もう……死んで、あの人たちのところに行きたいわ!」
一人の女が叫ぶ。
俺はその女だけを地面から出し、足元の短剣を拾って放り投げた。
「ほら。死にたきゃ勝手に死ねよ。……どうした? 怖いのか?」
「な、なんなのよあんた……!」
「二週間前にな。お前と同じことを言って、本当に死んだ男がいた。
お前もそいつみたいになりたいなら、止めはしない」
女の手が震える。短剣を握ったまま動けない。
更に煽りかけたその時、背から声が飛ぶ。
「何をしている、お前たち‼」
振り向くと、杖を持った老人――村長らしき人物が立っていた。
「ただこの役立たずに文句を言っているだけだ!」
「そうだ、村長! 邪魔すんなよ!」
「こんなやつ、ぶっ殺してしまえばいいのよ!」
「黙れ‼」
村長の一喝に、群衆は沈黙した。
「この方は村を救い、怪我人を癒やしてくださった恩人じゃぞ!
その方に向かって、なんという無礼を働いておるか!」
騒ぎは一瞬で収まった。
村長からの謝辞と、感謝の言葉、小さな贈り物。
だが、地面に埋められた連中の目は、最後まで冷たかった。
長居は面倒の種になる。
渡すものを手早く渡し、俺たちは静かに村を後にした。
* * *
「なあ、なんでこっち(日本の家)に戻ったんだ?」
「まあまあ、そう言うでない。

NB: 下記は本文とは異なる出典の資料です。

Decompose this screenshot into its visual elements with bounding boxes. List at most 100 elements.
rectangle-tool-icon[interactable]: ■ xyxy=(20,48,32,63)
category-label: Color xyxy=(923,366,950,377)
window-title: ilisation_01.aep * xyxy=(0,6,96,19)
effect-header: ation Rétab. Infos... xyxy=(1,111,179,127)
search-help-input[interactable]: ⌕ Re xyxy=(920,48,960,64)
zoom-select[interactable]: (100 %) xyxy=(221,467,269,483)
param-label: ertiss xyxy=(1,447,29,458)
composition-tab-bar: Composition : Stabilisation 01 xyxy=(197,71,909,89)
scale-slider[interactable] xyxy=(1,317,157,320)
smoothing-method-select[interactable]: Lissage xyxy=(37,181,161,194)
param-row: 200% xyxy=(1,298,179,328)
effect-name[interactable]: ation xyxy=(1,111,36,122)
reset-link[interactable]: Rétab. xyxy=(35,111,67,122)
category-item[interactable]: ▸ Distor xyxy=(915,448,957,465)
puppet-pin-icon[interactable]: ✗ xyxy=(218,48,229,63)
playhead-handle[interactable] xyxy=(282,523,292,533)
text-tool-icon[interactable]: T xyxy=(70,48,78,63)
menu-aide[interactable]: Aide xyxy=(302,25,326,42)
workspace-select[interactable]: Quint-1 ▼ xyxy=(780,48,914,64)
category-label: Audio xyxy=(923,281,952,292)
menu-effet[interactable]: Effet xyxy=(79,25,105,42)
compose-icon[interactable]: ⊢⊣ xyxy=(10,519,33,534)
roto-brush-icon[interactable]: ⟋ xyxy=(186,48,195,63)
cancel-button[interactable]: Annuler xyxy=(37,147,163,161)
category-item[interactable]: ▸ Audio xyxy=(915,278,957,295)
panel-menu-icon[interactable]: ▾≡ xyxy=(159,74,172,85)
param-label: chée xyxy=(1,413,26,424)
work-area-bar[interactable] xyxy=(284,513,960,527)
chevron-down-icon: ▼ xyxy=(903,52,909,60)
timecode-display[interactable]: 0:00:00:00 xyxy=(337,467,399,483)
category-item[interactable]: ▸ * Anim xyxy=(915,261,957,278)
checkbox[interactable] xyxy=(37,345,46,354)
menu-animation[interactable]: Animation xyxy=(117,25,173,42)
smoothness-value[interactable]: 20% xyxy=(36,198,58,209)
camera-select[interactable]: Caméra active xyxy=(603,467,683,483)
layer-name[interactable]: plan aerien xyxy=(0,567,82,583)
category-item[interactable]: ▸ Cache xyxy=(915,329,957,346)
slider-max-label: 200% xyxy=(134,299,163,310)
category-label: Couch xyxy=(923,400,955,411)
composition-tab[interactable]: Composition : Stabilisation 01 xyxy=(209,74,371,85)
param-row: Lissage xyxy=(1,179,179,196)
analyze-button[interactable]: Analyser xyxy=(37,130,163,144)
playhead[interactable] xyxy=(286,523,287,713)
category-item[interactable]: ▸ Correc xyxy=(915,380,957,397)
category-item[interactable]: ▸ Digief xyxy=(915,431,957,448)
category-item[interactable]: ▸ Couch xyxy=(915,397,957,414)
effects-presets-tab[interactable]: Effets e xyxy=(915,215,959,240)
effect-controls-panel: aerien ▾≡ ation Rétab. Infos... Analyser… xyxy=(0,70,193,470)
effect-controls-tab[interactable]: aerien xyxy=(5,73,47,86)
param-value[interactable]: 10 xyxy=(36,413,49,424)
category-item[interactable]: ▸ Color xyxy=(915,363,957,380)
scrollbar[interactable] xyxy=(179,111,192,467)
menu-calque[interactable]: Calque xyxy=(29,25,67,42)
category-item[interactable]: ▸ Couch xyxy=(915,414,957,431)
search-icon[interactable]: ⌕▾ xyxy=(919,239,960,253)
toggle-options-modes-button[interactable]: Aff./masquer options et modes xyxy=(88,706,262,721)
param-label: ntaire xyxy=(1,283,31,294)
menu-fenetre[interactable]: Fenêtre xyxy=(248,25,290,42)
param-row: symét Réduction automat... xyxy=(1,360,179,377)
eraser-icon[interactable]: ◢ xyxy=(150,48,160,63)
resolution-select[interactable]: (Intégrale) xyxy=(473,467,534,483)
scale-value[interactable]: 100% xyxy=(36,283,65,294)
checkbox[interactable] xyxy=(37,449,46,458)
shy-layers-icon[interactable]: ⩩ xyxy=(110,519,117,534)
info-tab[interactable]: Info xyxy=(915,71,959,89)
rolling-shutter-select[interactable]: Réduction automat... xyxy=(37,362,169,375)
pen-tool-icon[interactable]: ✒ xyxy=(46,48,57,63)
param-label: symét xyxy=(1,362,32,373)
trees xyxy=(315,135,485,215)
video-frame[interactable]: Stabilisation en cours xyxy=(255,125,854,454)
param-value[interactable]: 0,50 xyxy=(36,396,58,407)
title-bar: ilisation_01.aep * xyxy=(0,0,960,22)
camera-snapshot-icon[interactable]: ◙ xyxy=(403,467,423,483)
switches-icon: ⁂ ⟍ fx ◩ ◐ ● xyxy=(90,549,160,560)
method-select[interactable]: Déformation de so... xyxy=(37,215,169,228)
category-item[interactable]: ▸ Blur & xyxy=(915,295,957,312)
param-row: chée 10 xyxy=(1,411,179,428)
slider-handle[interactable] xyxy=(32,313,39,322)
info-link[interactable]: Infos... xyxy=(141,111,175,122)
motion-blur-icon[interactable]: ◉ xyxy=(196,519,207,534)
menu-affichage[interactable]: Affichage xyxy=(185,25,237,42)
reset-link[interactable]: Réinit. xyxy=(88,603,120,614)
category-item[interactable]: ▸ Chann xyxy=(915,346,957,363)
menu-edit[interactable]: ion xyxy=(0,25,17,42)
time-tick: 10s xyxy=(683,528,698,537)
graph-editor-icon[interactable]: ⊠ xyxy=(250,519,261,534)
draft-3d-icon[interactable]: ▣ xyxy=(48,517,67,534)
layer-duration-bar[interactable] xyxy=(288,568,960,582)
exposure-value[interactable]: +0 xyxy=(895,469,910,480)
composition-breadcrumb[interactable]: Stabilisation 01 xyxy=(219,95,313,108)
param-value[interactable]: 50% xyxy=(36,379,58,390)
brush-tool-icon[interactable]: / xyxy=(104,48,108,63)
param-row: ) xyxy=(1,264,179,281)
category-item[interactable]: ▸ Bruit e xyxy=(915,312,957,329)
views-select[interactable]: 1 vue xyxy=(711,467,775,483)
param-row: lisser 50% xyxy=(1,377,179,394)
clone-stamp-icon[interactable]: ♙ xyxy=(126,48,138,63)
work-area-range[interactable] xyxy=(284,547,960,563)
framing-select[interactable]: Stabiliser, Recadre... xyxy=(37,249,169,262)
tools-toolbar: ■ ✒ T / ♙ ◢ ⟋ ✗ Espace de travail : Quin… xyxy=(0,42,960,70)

今日はこっちで休んでから城に戻った方がよかろう?」
ティアの言葉どおり、俺たちは日本の家に戻っていた。
「……確かに、今すぐ帰る気にもなれなかったし、明日でいいか」
「分かればよいのじゃ……」
ティアは俺の背に寄りかかり、両腕を首に回して囁く。
「……それより、先ほどの女子への対応じゃが。どういう意図があったのじゃ?」
「下手に慰めるより、“自分じゃ死ねない”って気づかせた方がいい。
その方が、後で立ち直れる可能性が高い」
「ふむ。理屈としては正しい。じゃが――もし本当に死んでおったら、どうする?」
「全部を気にしてたらキリがねぇ。俺はこの世界の“全員の味方”でも救世主でもない。
それがあいつの選択なら、勝手に死ねばいい」
ティアは小さく息を吐き、静かに告げた。
「……一人の人間としては失格じゃが、王としては合格じゃな。
そしてお主はもう、“一国の王”じゃ」
少し間を置き、いつもの調子で笑う。
「よくここまで頑張ったのじゃ。王としてはまだ未熟じゃが、それもいずれ身につく。
――それと、さっきはわらわを守ってくれて嬉しかったぞ」
「守ったって……あれのことか? まあ、本人がそう言うなら、そうなんだろうな」
もしかすると、ティアを“守った”のは初めてかもしれない。
そう思うと、少しだけ悪くない気分になった。
……いつかは、城のみんなを。
そして――国民を、守れるような王になれるのだろうか。
ああ、ちなみに――さっきのティアの抱きつきは、ここ二週間の“確認ルーティン”だ。
俺の精神状態を測るためのものであって……決して、イチャつきではない。たぶん。
……誰に言い訳してんだ、俺。
それでも今は、ただこの静けさに身を委ねていた。